- A study by the Oxford Internet Institute details the threat to science that AI hallucinations pose to science.
- Generative AI platforms are designed to yield answers, regardless if they are accurate or not.
- Researchers argue that LLMs should be treated as knowledge sources within academic fields.
The tendency for generative AI platforms or large language models (LLMs) to hallucinate is something that simply is not getting enough attention at the moment. This is according to a study published in the Nature Human Behaviour journal (paywall) by researchers at the Oxford Internet Institute.
For those unfamiliar with AI hallucinations, they are described by IBM as, “a phenomenon wherein a large language model (LLM)—often a generative AI chatbot or computer vision tool—perceives patterns or objects that are nonexistent or imperceptible to human observers, creating outputs that are nonsensical or altogether inaccurate.”
“Generally, if a user makes a request of a generative AI tool, they desire an output that appropriately addresses the prompt (i.e., a correct answer to a question). However, sometimes AI algorithms produce outputs that are not based on training data, are incorrectly decoded by the transformer, or do not follow any identifiable pattern. In other words, it ‘hallucinates’ the response,” the company’s explanation continues.

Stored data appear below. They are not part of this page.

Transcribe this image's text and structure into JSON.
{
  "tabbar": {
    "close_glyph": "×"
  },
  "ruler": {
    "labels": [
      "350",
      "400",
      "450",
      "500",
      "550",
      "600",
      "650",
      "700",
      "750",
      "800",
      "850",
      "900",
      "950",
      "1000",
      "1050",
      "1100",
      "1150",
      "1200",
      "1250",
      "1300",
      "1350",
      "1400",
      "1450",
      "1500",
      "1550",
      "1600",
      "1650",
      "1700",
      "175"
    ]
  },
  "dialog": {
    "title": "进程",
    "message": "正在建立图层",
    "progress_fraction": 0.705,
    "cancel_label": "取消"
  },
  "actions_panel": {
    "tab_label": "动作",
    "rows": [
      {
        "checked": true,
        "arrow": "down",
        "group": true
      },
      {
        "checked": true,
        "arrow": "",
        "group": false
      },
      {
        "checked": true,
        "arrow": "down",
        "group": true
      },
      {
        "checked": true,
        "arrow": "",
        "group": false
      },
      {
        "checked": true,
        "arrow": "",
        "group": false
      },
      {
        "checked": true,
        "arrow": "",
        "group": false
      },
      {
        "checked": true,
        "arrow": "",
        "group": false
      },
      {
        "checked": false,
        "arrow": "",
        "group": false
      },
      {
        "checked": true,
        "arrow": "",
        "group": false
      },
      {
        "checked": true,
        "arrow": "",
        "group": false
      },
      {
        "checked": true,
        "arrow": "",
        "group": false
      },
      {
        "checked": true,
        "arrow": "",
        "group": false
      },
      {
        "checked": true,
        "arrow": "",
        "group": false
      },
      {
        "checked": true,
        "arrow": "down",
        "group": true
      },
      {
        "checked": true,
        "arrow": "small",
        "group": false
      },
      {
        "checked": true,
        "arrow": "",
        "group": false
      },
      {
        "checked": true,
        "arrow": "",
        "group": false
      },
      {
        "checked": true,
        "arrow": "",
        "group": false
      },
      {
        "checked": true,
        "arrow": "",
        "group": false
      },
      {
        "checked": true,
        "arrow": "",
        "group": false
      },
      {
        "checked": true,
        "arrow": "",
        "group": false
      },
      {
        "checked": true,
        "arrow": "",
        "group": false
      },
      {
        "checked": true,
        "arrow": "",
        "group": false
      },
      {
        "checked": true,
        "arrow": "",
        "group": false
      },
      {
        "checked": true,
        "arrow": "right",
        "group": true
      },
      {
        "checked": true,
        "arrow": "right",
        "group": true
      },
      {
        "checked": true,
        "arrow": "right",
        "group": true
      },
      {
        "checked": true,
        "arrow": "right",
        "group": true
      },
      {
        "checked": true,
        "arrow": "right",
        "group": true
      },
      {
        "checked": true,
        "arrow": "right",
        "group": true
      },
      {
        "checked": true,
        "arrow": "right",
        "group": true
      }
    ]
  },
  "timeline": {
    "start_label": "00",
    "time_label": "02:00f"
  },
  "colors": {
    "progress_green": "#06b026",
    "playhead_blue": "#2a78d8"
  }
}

We have already seen instances where LLMs hallucinating have had real-world consequences, such as a lawyer in the US who utilised ChatGPT in order to search for and collate previous cases in a brief. As it turns out, the vast majority cases cited in the brief were in fact fabricated by the generative AI platform, resulting in punitive action against said lawyer.

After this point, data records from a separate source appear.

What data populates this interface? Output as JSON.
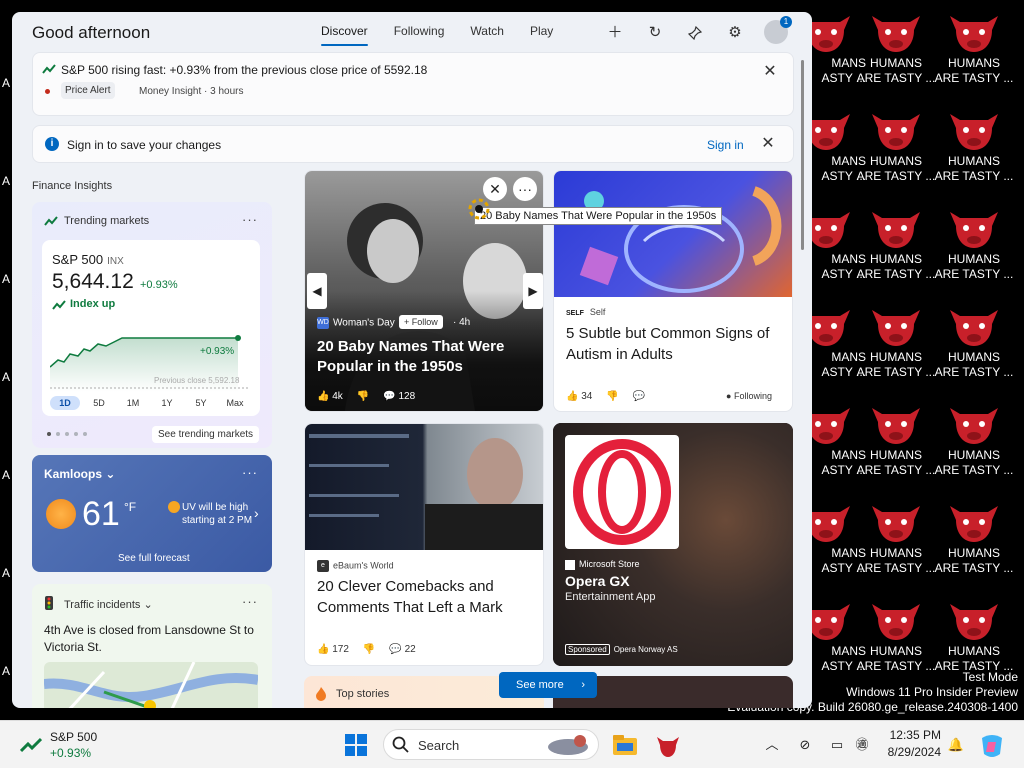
{
  "desktop": {
    "tile_line1": "HUMANS",
    "tile_line2": "ARE TASTY ...",
    "partial_line1": "MANS",
    "partial_line2": "ASTY ...",
    "left_edge_char": "A"
  },
  "watermark": {
    "line1": "Test Mode",
    "line2": "Windows 11 Pro Insider Preview",
    "line3": "Evaluation copy. Build 26080.ge_release.240308-1400"
  },
  "header": {
    "greeting": "Good afternoon",
    "tabs": [
      {
        "label": "Discover",
        "active": true
      },
      {
        "label": "Following",
        "active": false
      },
      {
        "label": "Watch",
        "active": false
      },
      {
        "label": "Play",
        "active": false
      }
    ],
    "icons": [
      "add-icon",
      "refresh-icon",
      "pin-icon",
      "settings-icon"
    ],
    "notification_count": "1"
  },
  "price_alert": {
    "text": "S&P 500 rising fast: +0.93% from the previous close price of 5592.18",
    "tag": "Price Alert",
    "source": "Money Insight · 3 hours"
  },
  "signin_banner": {
    "text": "Sign in to save your changes",
    "link": "Sign in"
  },
  "finance": {
    "section_label": "Finance Insights",
    "card_title": "Trending markets",
    "index_name": "S&P 500",
    "ticker": "INX",
    "price": "5,644.12",
    "change": "+0.93%",
    "trend_label": "Index up",
    "chart_change_label": "+0.93%",
    "prev_close_label": "Previous close 5,592.18",
    "ranges": [
      {
        "label": "1D",
        "active": true
      },
      {
        "label": "5D",
        "active": false
      },
      {
        "label": "1M",
        "active": false
      },
      {
        "label": "1Y",
        "active": false
      },
      {
        "label": "5Y",
        "active": false
      },
      {
        "label": "Max",
        "active": false
      }
    ],
    "see_more": "See trending markets",
    "pager_count": 5,
    "pager_active": 0
  },
  "weather": {
    "city": "Kamloops",
    "temperature": "61",
    "unit": "°F",
    "uv_text": "UV will be high starting at 2 PM",
    "forecast_link": "See full forecast"
  },
  "traffic": {
    "title": "Traffic incidents",
    "message": "4th Ave is closed from Lansdowne St to Victoria St."
  },
  "news": [
    {
      "publisher": "Woman's Day",
      "follow_label": "Follow",
      "age": "4h",
      "headline": "20 Baby Names That Were Popular in the 1950s",
      "likes": "4k",
      "comments": "128",
      "tooltip": "20 Baby Names That Were Popular in the 1950s"
    },
    {
      "publisher": "Self",
      "publisher_badge": "SELF",
      "headline": "5 Subtle but Common Signs of Autism in Adults",
      "likes": "34",
      "status": "Following"
    },
    {
      "publisher": "eBaum's World",
      "headline": "20 Clever Comebacks and Comments That Left a Mark",
      "likes": "172",
      "comments": "22"
    },
    {
      "publisher": "Microsoft Store",
      "headline": "Opera GX",
      "subtitle": "Entertainment App",
      "sponsored_label": "Sponsored",
      "advertiser": "Opera Norway AS"
    }
  ],
  "top_stories": {
    "title": "Top stories"
  },
  "see_more_button": "See more",
  "taskbar": {
    "stock_name": "S&P 500",
    "stock_change": "+0.93%",
    "search_placeholder": "Search",
    "time": "12:35 PM",
    "date": "8/29/2024"
  },
  "colors": {
    "accent": "#0067c0",
    "positive": "#0f7b3f",
    "alert_dot": "#c42b1c"
  }
}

As for the study, it is specifically concerned about the manner in which LLMs are used as a knowledge source in the academic field. Given the propensity for generative AI platforms to hallucinate, this poses a real problem for academia, with the researchers going so far as to say it’s a threat to science.
“People using LLMs often anthropomorphise the technology, where they trust it as a human-like information source,” noted Professor Brent Mittelstadt, a co-author on the paper.
“This is, in part, due to the design of LLMs as helpful, human-sounding agents that converse with users and answer seemingly any question with confident sounding, well-written text. The result of this is that users can easily be convinced that responses are accurate even when they have no basis in fact or present a biased or partial version of the truth,” he added per The Next Web.
While the authors are quick to acknowledge the role that LLMs will play in research within the scientific community moving forward, the manner in which these platforms are leveraged needs to be done so ethically and with care.
To that end, the authors call for LLMs to be used as “zero-shot translators”. Here the platforms should be used to transform appropriate data that has been input by a researcher into a conclusion or some form of code. As such, the LLM should be used to do some of the heavy lifting, not all of the work entirely.
As generative AI becomes more pervasive across a number of fields, determining accuracy will become both more difficult, and critical, moving forward.